How Should We Memorialize the War Dead?

In the U.S., our job for today is clear. It’s Memorial Day and there are a solemn thoughts to have and wreaths to lay. “Ultimate sacrifice” must be repeated again and again. And as MSNBC’s Chris Hayes learned last year, best not to raise even the smallest question of whether  painting each and every dead soldier with a broad “hero” brush is accurate.
President Obama visited the tomb of the Unknown Soldier and gave a speech  mourning the fact that war touches so few American lives these days. Not, mind you, because that makes wars harder to stop, but because “not all Americans may always see or fully grasp the depths of sacrifice, the profound costs that are made in our name, right now, as we speak, every day.” It’s true that war is dull and endless to much of America now, and that soldiers who return from war broken and riddled with PTSD are tucked away out of sight. But discomfort with the reality of war — even its effects on “our” guys and gals — has never stopped celebration and perpetuation of its theoretical gloriousness.
There are are a lot of dead to consider on a day like today — certainly they weren’t all bad people, even when the cause was American imperialism and they were — at best — draftees too scared to drop everything and run to Canada. (What about all those dead draftees? Aren’t there a few peeved young dead men wondering why they’re being celebrated today?)
So what’s Memorial Day for? We already have Veteran’s Day. November 11 once celebrated something solemn and tangible — the end of a war. Not a well-ended war, considering how easily it lead to the worst one in history. But honoring the stoppage of that carnage — albeit too little, too late for 15 million men – is a truer celebration than a non-specific day of thanking veterans for their “service.” Woodrow Wilson’s 1919 declaration to mark the day was war mongerish, but the 1926 Joint Resolution by Congress about Armistice Day was downright dovish:

Whereas the 11th of November 1918, marked the cessation of the most destructive, sanguinary, and far reaching war in human annals and the resumption by the people of the United States of peaceful relations with other nations, which we hope may never again be severed, and
Whereas it is fitting that the recurring anniversary of this date should be commemorated with thanksgiving and prayer and exercises designed to perpetuate peace through good will and mutual understanding between nations; [...]

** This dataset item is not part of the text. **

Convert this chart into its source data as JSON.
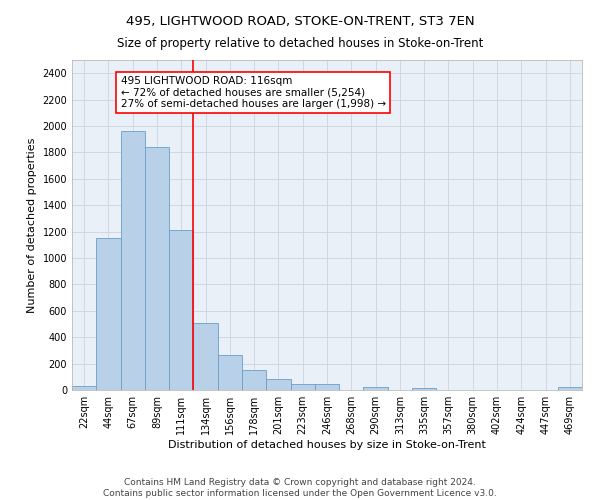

We used to actually celebrate the end of a war in America. What a strange concept. But after World War II and Korea, veterans were included in the honoring, and Armistice Day turned to Veteran’s Day.
Funny also how Decoration Day turned to Memorial Day. After the Civil War, mourning families put flowers on the graves of their fallen. But that personal sorrow, too, became a generic “celebration” instead of a response  – albeit one officially respectful to the cause — to the blood and misery of the Civil War. Now you needn’t think about World War I or the Civil War, or try to picture them. Just consider nice ideas like the bravery of veterans and the solemnity of memorializing dead soldiers in between carefully browning each side of your barbecuing bratwurst. If we’re all mourning dead soldiers today, and honoring living ones in November, what does it matter how they die, or who they’ve killed? With one sweep, it’s all honorable, and it’s all tragic, and that turns reality into a bumper sticker.
Over at Free Association, Sheldon Richman is celebrating the day as he always does, by watching the film The Americanization of Emily. This masterpiece goes beyond a Catch-22-type absurdest critique of the lunacy of war, and  more daringly critiques the dangers of memorializing soldiers the way that we do. Says the main character at one point:

I don’t trust people who make bitter reflections about war, Mrs. Barham. It’s always the generals with the bloodiest records who are the first to shout what a Hell it is. And it’s always the widows who lead the Memorial Day parades . . . we shall never end wars, Mrs. Barham, by blaming it on ministers and generals or warmongering imperialists or all the other banal bogies. It’s the rest of us who build statues to those generals and name boulevards after those ministers; the rest of us who make heroes of our dead and shrines of our battlefields. We wear our widows’ weeds like nuns and perpetuate war by exalting its sacrifices….

Yet another thing that war robs from family members of dead soldiers is a way to mourn their loved ones without helping to prop up the very system that had them killed. It is not morally neutral to join the military, and so it’s not morally neutral to mourn war dead. At least not while this dangerous cult of adoration exists. And not while every dead American soldier is a tragedy, and a young, brave life taken, but every dead foreigner is a shame at best, but usually just a number, just one forgotten number out of hundreds, thousands, and millions.